Lenalidomide for Granulomatous Slack Skin

Granulomatous slack skin is a clinically stable disease, but the only known risk factor is having a sibling with the disease. Its pathophysiology, however, is not fully known, and this disease may not be a unique disease entity.

Granulomatous slack skin is the term for a newly established classification of sarcoid lesions and is distinguished by its characteristic nonaggressive histopathology, benign clinical course, and a lack of immunosuppressive treatments in patients with systemic involvement. Other terms often used for this disease are granuloma-slack sarcoma syndrome and granulomatous sarcoidosis. It can be seen in patients of all ages and in Caucasians, East Africans, Asians, and Hispanics. There is growing interest in granulomatous slack skin and other sarcoid conditions worldwide since sarcoidosis cases have become more prevalent with time.

Granulomatous slack skin is an infrequent, chronic dermatosis with a wide variety of clinical and histopathologic findings. The classic form of granulomatous slack skin consists of non-scarring, non-inflammatory, erythematous papules, typically with a roughened texture. Small nodules, vesiculobullous scars, or fibrosis are also found. Granulomatous slack skin may also present with more severe, non-scarring, inflammatory lesions, such as erythema nodosum, which has a smoother, non-roughened appearance.

Granulomatous slack skin affects 0.6 to 1.0% of people in the US. The prevalence among adults was about 12.3 per 100,000. These values will be higher among the elderly and people of African descent. Granulomatous slack skin is more common in men than in women.

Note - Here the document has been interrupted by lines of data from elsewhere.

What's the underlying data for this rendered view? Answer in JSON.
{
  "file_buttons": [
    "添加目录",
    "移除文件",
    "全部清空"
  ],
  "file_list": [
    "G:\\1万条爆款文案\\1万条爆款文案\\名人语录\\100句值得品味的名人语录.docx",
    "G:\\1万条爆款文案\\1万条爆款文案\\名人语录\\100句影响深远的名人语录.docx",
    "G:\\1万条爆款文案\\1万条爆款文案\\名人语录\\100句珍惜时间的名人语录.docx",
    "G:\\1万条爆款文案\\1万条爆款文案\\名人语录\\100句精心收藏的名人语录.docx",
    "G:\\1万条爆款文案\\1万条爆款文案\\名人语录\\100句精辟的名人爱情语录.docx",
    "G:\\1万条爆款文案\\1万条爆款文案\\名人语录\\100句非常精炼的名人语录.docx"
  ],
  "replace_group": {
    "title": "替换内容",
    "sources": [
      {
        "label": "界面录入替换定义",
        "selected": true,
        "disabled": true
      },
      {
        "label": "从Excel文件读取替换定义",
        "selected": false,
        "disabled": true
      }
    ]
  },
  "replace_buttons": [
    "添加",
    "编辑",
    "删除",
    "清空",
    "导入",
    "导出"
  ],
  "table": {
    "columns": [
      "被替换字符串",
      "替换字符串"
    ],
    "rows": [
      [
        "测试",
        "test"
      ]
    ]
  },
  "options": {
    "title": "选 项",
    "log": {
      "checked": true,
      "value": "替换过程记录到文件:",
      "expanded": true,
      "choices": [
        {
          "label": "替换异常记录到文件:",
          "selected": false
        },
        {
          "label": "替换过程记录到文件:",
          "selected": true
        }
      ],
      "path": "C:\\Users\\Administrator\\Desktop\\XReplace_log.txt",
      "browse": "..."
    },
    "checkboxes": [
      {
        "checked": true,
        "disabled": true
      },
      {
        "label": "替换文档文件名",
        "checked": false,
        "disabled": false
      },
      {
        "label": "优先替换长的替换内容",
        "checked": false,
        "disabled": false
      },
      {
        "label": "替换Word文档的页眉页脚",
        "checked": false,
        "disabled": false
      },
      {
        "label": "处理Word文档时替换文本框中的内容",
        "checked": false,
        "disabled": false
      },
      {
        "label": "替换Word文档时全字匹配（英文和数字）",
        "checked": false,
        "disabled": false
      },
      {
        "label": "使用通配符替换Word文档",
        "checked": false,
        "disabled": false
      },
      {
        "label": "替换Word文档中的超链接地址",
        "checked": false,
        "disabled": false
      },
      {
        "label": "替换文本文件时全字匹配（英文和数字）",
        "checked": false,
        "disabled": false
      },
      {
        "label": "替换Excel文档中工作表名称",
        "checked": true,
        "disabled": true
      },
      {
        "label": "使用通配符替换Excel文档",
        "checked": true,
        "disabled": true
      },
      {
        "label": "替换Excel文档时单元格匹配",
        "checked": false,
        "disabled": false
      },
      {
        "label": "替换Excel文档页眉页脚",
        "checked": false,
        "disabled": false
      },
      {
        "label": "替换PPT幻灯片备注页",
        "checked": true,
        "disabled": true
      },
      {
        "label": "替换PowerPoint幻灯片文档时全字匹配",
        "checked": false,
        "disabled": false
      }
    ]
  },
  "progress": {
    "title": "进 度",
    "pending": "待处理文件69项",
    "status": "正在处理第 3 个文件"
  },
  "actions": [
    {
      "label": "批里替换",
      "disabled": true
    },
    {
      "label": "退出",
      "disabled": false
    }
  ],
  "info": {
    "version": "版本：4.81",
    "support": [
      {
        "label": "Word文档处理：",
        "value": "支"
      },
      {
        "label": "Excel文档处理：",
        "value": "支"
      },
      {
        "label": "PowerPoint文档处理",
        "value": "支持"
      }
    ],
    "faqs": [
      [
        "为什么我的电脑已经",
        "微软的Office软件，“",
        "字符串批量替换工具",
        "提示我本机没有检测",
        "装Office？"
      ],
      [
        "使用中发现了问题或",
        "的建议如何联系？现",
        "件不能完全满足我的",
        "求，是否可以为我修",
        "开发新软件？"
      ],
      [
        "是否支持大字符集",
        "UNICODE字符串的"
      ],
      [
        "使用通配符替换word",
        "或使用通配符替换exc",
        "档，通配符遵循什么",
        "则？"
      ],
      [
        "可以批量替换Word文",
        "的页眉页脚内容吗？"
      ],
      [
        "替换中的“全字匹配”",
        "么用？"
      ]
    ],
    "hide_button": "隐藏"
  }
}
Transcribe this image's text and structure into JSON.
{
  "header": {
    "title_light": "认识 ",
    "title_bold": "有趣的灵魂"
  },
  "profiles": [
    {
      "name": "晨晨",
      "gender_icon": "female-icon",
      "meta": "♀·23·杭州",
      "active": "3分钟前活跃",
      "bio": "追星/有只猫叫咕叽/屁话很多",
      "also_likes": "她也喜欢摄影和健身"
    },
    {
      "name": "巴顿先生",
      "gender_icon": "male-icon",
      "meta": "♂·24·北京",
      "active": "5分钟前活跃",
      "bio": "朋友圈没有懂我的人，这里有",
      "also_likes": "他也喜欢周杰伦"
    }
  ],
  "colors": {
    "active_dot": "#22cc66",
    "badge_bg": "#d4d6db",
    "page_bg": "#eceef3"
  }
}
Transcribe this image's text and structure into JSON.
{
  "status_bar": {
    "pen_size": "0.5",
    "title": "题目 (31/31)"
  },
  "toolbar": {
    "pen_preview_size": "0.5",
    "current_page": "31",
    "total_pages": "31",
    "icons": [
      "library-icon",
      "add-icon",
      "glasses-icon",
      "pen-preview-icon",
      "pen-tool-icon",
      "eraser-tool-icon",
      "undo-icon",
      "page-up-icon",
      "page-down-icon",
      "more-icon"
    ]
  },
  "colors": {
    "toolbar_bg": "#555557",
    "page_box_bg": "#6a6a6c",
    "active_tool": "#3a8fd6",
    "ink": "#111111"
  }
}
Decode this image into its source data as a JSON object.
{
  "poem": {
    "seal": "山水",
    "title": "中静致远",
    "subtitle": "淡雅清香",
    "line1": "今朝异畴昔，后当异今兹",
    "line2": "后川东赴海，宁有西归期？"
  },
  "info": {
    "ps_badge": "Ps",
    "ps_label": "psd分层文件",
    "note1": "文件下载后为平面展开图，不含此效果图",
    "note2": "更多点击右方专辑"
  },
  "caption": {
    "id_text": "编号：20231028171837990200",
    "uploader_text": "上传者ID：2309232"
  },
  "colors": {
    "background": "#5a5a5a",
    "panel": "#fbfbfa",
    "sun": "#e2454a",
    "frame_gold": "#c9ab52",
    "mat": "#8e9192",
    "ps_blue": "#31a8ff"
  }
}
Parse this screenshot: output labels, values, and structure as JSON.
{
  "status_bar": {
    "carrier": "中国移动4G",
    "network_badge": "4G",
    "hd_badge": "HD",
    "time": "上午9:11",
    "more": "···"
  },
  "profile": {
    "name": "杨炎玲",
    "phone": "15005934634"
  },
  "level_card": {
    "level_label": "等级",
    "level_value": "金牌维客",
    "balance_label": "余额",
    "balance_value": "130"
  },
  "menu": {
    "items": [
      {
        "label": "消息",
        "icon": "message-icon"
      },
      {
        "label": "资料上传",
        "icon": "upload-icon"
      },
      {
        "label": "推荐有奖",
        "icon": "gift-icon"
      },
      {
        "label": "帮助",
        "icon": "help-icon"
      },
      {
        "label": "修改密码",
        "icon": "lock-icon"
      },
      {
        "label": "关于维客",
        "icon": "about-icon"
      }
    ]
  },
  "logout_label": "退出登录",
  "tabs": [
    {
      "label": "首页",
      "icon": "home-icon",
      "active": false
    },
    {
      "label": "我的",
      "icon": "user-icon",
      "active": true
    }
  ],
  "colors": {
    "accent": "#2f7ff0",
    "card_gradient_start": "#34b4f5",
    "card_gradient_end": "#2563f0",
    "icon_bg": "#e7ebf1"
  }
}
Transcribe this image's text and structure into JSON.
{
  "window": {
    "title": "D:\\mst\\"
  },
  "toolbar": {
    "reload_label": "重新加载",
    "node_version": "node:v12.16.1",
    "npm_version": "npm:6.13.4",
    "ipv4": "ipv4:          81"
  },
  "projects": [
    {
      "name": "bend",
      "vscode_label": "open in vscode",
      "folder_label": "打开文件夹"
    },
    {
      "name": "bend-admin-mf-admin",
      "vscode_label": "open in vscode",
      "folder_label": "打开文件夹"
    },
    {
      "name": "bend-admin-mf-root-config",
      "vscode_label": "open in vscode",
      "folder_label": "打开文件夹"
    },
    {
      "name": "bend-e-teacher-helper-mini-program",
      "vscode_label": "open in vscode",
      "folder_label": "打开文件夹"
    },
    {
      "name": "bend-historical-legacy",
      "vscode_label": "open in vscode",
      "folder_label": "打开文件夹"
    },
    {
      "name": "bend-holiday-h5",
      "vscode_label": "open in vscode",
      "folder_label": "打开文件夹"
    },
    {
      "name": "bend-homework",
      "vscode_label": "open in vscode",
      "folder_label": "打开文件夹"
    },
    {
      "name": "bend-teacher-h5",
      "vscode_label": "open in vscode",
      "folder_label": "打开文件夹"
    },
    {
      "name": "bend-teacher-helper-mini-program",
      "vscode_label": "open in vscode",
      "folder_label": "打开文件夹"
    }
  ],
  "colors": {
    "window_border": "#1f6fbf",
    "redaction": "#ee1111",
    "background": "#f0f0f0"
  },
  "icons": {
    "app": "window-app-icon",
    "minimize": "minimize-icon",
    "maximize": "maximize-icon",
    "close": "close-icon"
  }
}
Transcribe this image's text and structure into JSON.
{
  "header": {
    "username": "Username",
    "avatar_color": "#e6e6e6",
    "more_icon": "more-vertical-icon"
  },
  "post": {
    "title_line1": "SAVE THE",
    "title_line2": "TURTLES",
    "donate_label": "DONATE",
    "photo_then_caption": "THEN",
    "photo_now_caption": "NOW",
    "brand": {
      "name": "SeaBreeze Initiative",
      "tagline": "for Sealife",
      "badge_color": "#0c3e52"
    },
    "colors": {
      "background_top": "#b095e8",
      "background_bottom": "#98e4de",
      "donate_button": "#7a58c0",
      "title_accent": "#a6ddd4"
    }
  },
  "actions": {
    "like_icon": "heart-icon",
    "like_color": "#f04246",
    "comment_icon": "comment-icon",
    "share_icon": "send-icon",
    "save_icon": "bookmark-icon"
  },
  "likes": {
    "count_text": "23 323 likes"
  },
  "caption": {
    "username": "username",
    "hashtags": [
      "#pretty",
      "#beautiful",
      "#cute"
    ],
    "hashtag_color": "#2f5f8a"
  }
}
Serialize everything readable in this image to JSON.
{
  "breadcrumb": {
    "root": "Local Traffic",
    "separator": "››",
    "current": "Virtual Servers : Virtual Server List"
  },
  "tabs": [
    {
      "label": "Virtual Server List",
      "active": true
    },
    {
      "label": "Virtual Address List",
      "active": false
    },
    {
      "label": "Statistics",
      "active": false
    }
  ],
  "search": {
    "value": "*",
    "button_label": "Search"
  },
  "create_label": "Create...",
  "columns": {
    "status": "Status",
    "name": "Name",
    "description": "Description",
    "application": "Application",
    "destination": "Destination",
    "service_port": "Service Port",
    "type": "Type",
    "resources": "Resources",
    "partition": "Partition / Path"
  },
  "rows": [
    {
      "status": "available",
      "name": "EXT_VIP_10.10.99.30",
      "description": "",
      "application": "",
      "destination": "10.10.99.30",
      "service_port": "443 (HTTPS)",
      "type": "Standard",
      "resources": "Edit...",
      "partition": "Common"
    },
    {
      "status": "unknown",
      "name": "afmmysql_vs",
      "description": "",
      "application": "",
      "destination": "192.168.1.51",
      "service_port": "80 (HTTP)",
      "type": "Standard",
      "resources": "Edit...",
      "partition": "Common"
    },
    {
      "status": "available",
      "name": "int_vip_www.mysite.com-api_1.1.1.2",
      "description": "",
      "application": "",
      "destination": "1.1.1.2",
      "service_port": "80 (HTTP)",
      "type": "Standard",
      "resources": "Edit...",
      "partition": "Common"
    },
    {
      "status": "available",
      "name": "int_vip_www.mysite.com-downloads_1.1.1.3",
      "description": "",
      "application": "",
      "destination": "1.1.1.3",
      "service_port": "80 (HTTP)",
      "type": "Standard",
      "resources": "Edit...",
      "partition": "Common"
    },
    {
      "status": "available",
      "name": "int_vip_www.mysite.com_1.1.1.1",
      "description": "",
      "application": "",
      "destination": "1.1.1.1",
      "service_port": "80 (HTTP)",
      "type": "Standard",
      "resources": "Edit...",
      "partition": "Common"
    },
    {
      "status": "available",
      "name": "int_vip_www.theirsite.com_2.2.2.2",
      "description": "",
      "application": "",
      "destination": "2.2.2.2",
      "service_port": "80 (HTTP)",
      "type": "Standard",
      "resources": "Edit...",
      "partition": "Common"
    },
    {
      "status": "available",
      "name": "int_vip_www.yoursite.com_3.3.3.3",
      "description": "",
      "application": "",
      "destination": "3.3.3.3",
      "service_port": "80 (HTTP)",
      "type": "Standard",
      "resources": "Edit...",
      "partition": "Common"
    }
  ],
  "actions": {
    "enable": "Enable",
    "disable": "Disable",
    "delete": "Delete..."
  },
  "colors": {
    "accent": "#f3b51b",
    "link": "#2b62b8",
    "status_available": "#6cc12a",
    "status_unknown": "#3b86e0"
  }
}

The main treatments include excision, antibiotics (tetracyclines and sulfa- or tetracyclines plus sulfamethoxazole), and/or antimycotic agents including itraconazole, terbinafine, fluconazole, clotrimazole, micafungin, and/or ketoconazole. Anti-fungal immunotherapy may be used for the prevention of recurrence in some cases of granulomatous skin disease. A Cochrane review from 2011 summarised the evidence and reported that no trials provided sufficient information to permit a meta-analysis.

Although a full explanation is not available, we suggest that granulomatous slack skin should not be corrected and should be left to the natural progression of disease. Our observations challenge the conventional paradigm of dermatitis herpetiformis, as well as the notion that granulomatous slack skin can be cured through surgical correction and that this is particularly viable when used to treat refractory disease.

Oral lenalidomide with other treatments was used in an unusually high proportion of patients undergoing treatment, particularly in those who received chemotherapy. In clinical trials, lenalidomide was also used as monotherapy for MDS or PMFL.

People taking lenalidomide in combination with interferon alpha are at increased risk of developing grade 3 and 4 neutropenia. Grade 3 and 4 neutropenia has not previously been described, with grade 4 neutropenia appearing to be a greater problem. It is possible that people taking lenalidomide may also experience an increased risk of infections.

These data support a significant risk in subjects with granulomatous slack skin and suggest that the condition is related to a deficiency in the production of interferon.

Currently there are few studies that report on the efficacy using lenalidomide, thus it is difficult to determine the effectiveness and safety. To find more current evidence, trials in the use of lenalidomide in various conditions will need to be conducted.

The rate of progression of GS skin disease varies greatly depending on the nature of the disease and the patient and can be variable, but generally is around 5 years, or, in an average case, 12 years. The risk of progression seems related to patient demographics and disease progression. Further studies need to be done to determine the factors that may predict the timing of progression.